The Perl Toolchain Summit needs more sponsors. If your company depends on Perl, please support this very important event.
!init OPT_STYLE="paper"

!define DOC_NAME           "PApp - creating applications for the WorldWideWeb"
!define DOC_TYPE           "[Vortrag]"
!define DOC_AUTHOR         "(c) 2000 Marc Lehmann <schmorp@schmorp.de>"
!build_title

H1: PApp - what is it?

PApp (which is simply short for "Perl APPlication") is a basically a
collection of perl modules directed at seasoned perl programmers that
allows one to create {{large}} applications for stateful protocols (like
http or wap). It is possible to implement a simple-but-complete content
management system in a few hundred lines of papp-code.
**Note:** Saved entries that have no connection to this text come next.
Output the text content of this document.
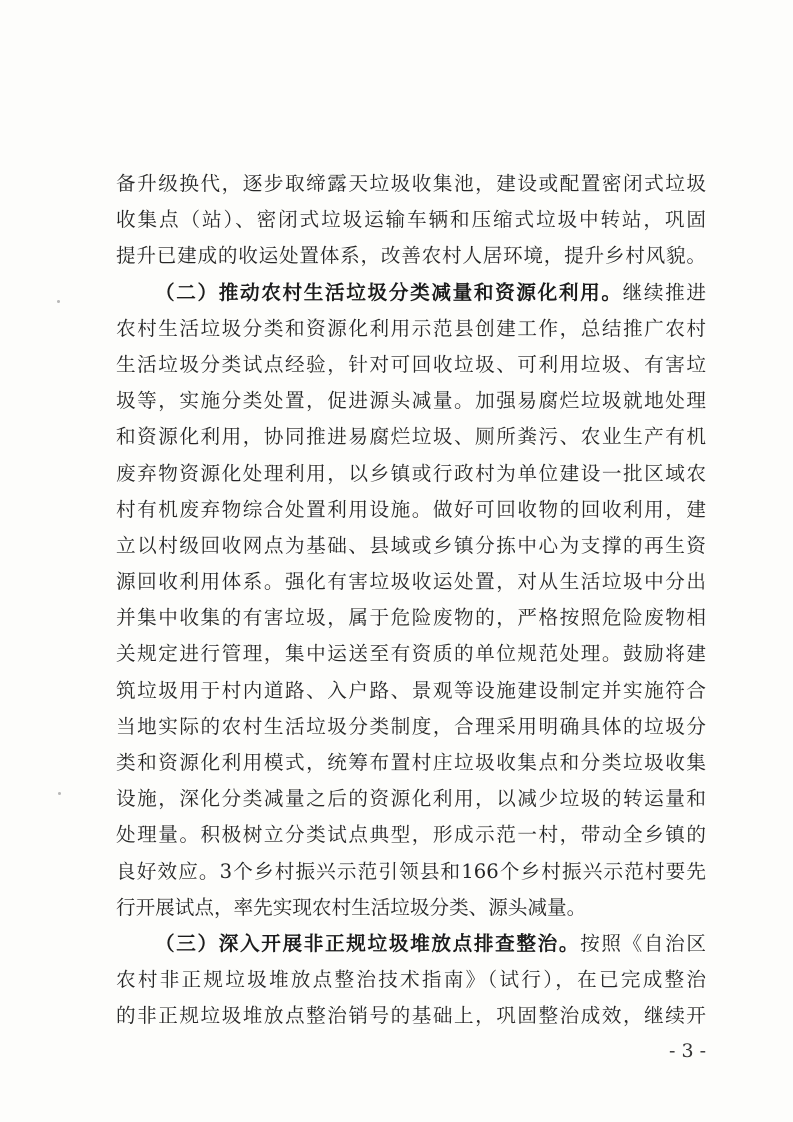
备升级换代，逐步取缔露天垃圾收集池，建设或配置密闭式垃圾
收集点（站）、密闭式垃圾运输车辆和压缩式垃圾中转站，巩固
提升已建成的收运处置体系，改善农村人居环境，提升乡村风貌。
（二）推动农村生活垃圾分类减量和资源化利用。继续推进
农村生活垃圾分类和资源化利用示范县创建工作，总结推广农村
生活垃圾分类试点经验，针对可回收垃圾、可利用垃圾、有害垃
圾等，实施分类处置，促进源头减量。加强易腐烂垃圾就地处理
和资源化利用，协同推进易腐烂垃圾、厕所粪污、农业生产有机
废弃物资源化处理利用，以乡镇或行政村为单位建设一批区域农
村有机废弃物综合处置利用设施。做好可回收物的回收利用，建
立以村级回收网点为基础、县域或乡镇分拣中心为支撑的再生资
源回收利用体系。强化有害垃圾收运处置，对从生活垃圾中分出
并集中收集的有害垃圾，属于危险废物的，严格按照危险废物相
关规定进行管理，集中运送至有资质的单位规范处理。鼓励将建
筑垃圾用于村内道路、入户路、景观等设施建设制定并实施符合
当地实际的农村生活垃圾分类制度，合理采用明确具体的垃圾分
类和资源化利用模式，统筹布置村庄垃圾收集点和分类垃圾收集
设施，深化分类减量之后的资源化利用，以减少垃圾的转运量和
处理量。积极树立分类试点典型，形成示范一村，带动全乡镇的
良好效应。3个乡村振兴示范引领县和166个乡村振兴示范村要先
行开展试点，率先实现农村生活垃圾分类、源头减量。
（三）深入开展非正规垃圾堆放点排查整治。按照《自治区
农村非正规垃圾堆放点整治技术指南》（试行），在已完成整治
的非正规垃圾堆放点整治销号的基础上，巩固整治成效，继续开
- 3 -
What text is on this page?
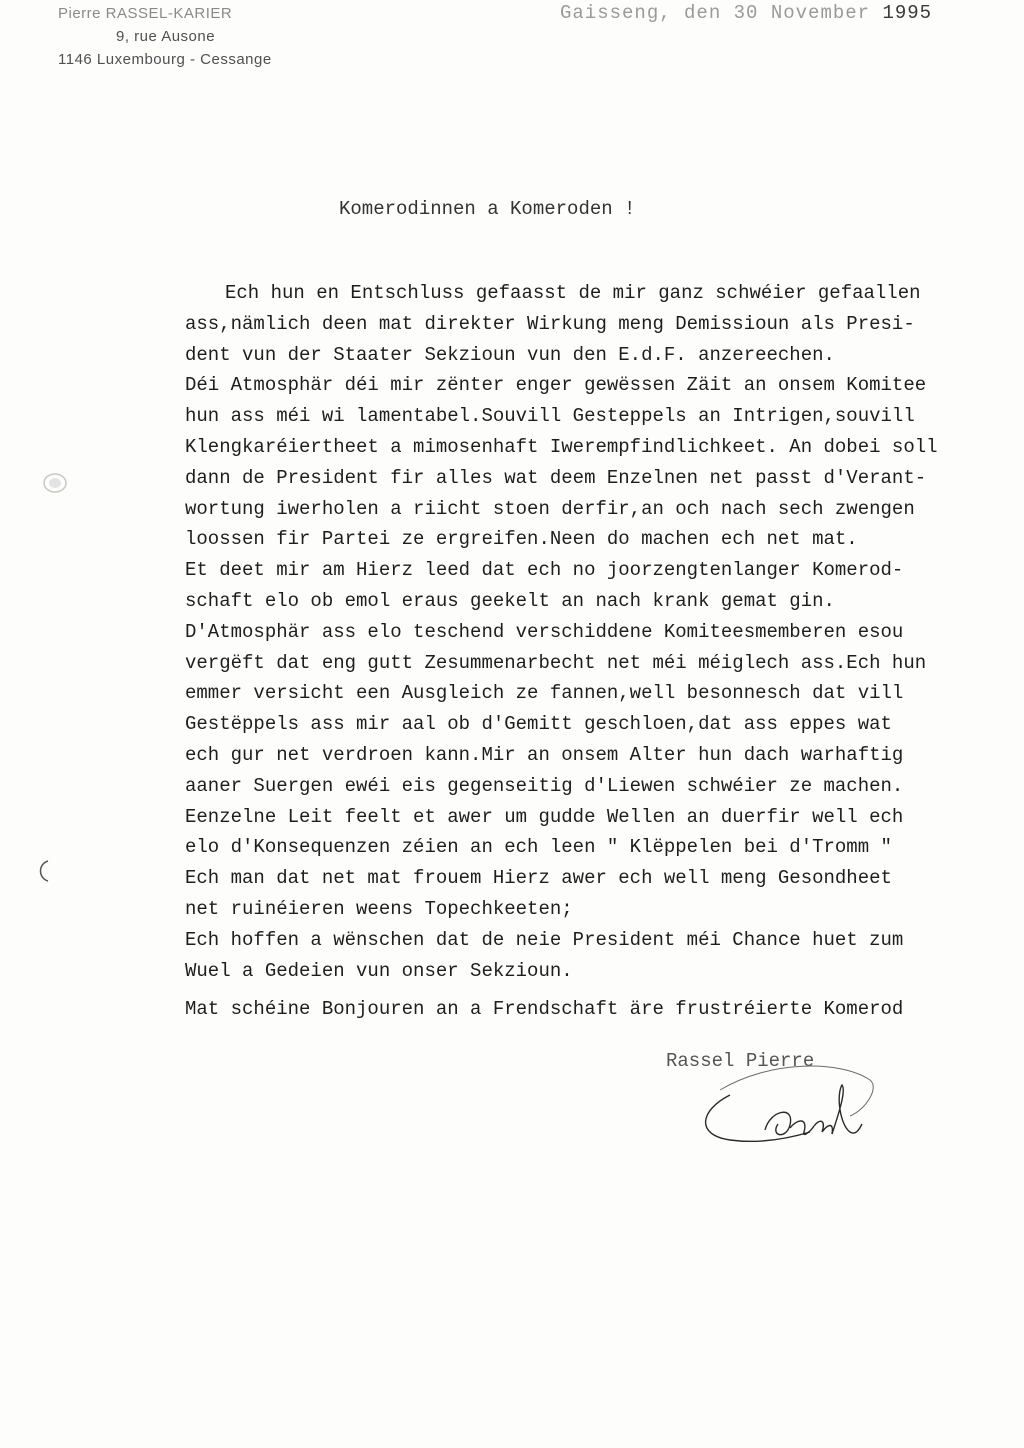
Pierre RASSEL-KARIER
9, rue Ausone
1146 Luxembourg - Cessange
Gaisseng, den 30 November 1995
Komerodinnen a Komeroden !
Ech hun en Entschluss gefaasst de mir ganz schwéier gefaallen
ass,nämlich deen mat direkter Wirkung meng Demissioun als Presi-
dent vun der Staater Sekzioun vun den E.d.F. anzereechen.
Déi Atmosphär déi mir zënter enger gewëssen Zäit an onsem Komitee
hun ass méi wi lamentabel.Souvill Gesteppels an Intrigen,souvill
Klengkaréiertheet a mimosenhaft Iwerempfindlichkeet. An dobei soll
dann de President fir alles wat deem Enzelnen net passt d'Verant-
wortung iwerholen a riicht stoen derfir,an och nach sech zwengen
loossen fir Partei ze ergreifen.Neen do machen ech net mat.
Et deet mir am Hierz leed dat ech no joorzengtenlanger Komerod-
schaft elo ob emol eraus geekelt an nach krank gemat gin.
D'Atmosphär ass elo teschend verschiddene Komiteesmemberen esou
vergëft dat eng gutt Zesummenarbecht net méi méiglech ass.Ech hun
emmer versicht een Ausgleich ze fannen,well besonnesch dat vill
Gestëppels ass mir aal ob d'Gemitt geschloen,dat ass eppes wat
ech gur net verdroen kann.Mir an onsem Alter hun dach warhaftig
aaner Suergen ewéi eis gegenseitig d'Liewen schwéier ze machen.
Eenzelne Leit feelt et awer um gudde Wellen an duerfir well ech
elo d'Konsequenzen zéien an ech leen " Klëppelen bei d'Tromm "
Ech man dat net mat frouem Hierz awer ech well meng Gesondheet
net ruinéieren weens Topechkeeten;
Ech hoffen a wënschen dat de neie President méi Chance huet zum
Wuel a Gedeien vun onser Sekzioun.
Mat schéine Bonjouren an a Frendschaft äre frustréierte Komerod
Rassel Pierre
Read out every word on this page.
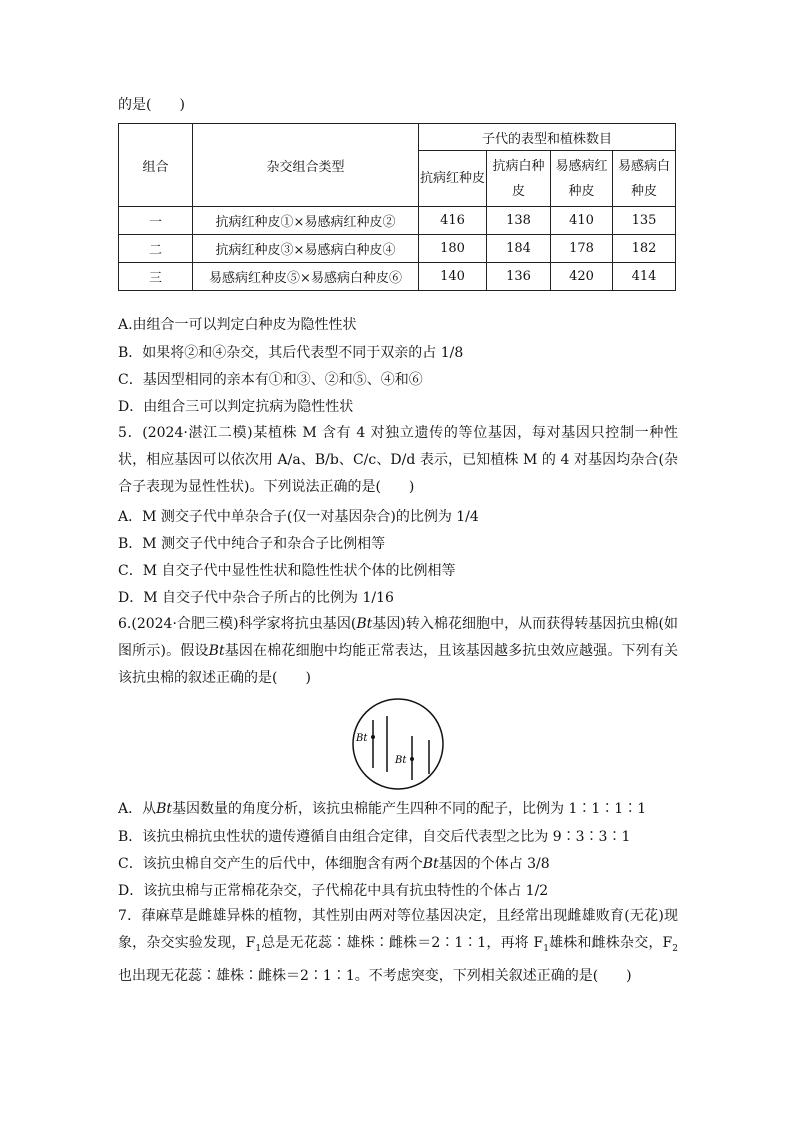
的是(　　)
组合	杂交组合类型	子代的表型和植株数目			
		抗病红种皮	抗病白种皮	易感病红种皮	易感病白种皮
一	抗病红种皮①×易感病红种皮②	416	138	410	135
二	抗病红种皮③×易感病白种皮④	180	184	178	182
三	易感病红种皮⑤×易感病白种皮⑥	140	136	420	414
A.由组合一可以判定白种皮为隐性性状
B．如果将②和④杂交，其后代表型不同于双亲的占 1/8
C．基因型相同的亲本有①和③、②和⑤、④和⑥
D．由组合三可以判定抗病为隐性性状

5．(2024·湛江二模)某植株 M 含有 4 对独立遗传的等位基因，每对基因只控制一种性状，相应基因可以依次用 A/a、B/b、C/c、D/d 表示，已知植株 M 的 4 对基因均杂合(杂合子表现为显性性状)。下列说法正确的是(　　)

A．M 测交子代中单杂合子(仅一对基因杂合)的比例为 1/4
B．M 测交子代中纯合子和杂合子比例相等
C．M 自交子代中显性性状和隐性性状个体的比例相等
D．M 自交子代中杂合子所占的比例为 1/16

6.(2024·合肥三模)科学家将抗虫基因(Bt基因)转入棉花细胞中，从而获得转基因抗虫棉(如图所示)。假设Bt基因在棉花细胞中均能正常表达，且该基因越多抗虫效应越强。下列有关该抗虫棉的叙述正确的是(　　)

Bt
Bt
A．从Bt基因数量的角度分析，该抗虫棉能产生四种不同的配子，比例为 1∶1∶1∶1
B．该抗虫棉抗虫性状的遗传遵循自由组合定律，自交后代表型之比为 9∶3∶3∶1
C．该抗虫棉自交产生的后代中，体细胞含有两个Bt基因的个体占 3/8
D．该抗虫棉与正常棉花杂交，子代棉花中具有抗虫特性的个体占 1/2

7．葎麻草是雌雄异株的植物，其性别由两对等位基因决定，且经常出现雌雄败育(无花)现象，杂交实验发现，$F_1$总是无花蕊∶雄株∶雌株＝2∶1∶1，再将 $F_1$雄株和雌株杂交，$F_2$也出现无花蕊∶雄株∶雌株＝2∶1∶1。不考虑突变，下列相关叙述正确的是(　　)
H1: About this document/presentation

The presentation I will hold at the linuxworldexpo will explain
a lot of technical details not included in this document. The
slides for the linuxworldexpo presentation will be available at
{{URL:http://www.goof.com/pcg/marc/docs.html}}, shortly after the
linuxworldexpo.

H1: What was the motivation for creating PApp?

The original motivation for writing PApp came when our company (nethype
GmbH) started to implement a highly interactive website that required at
least limited forms of content management.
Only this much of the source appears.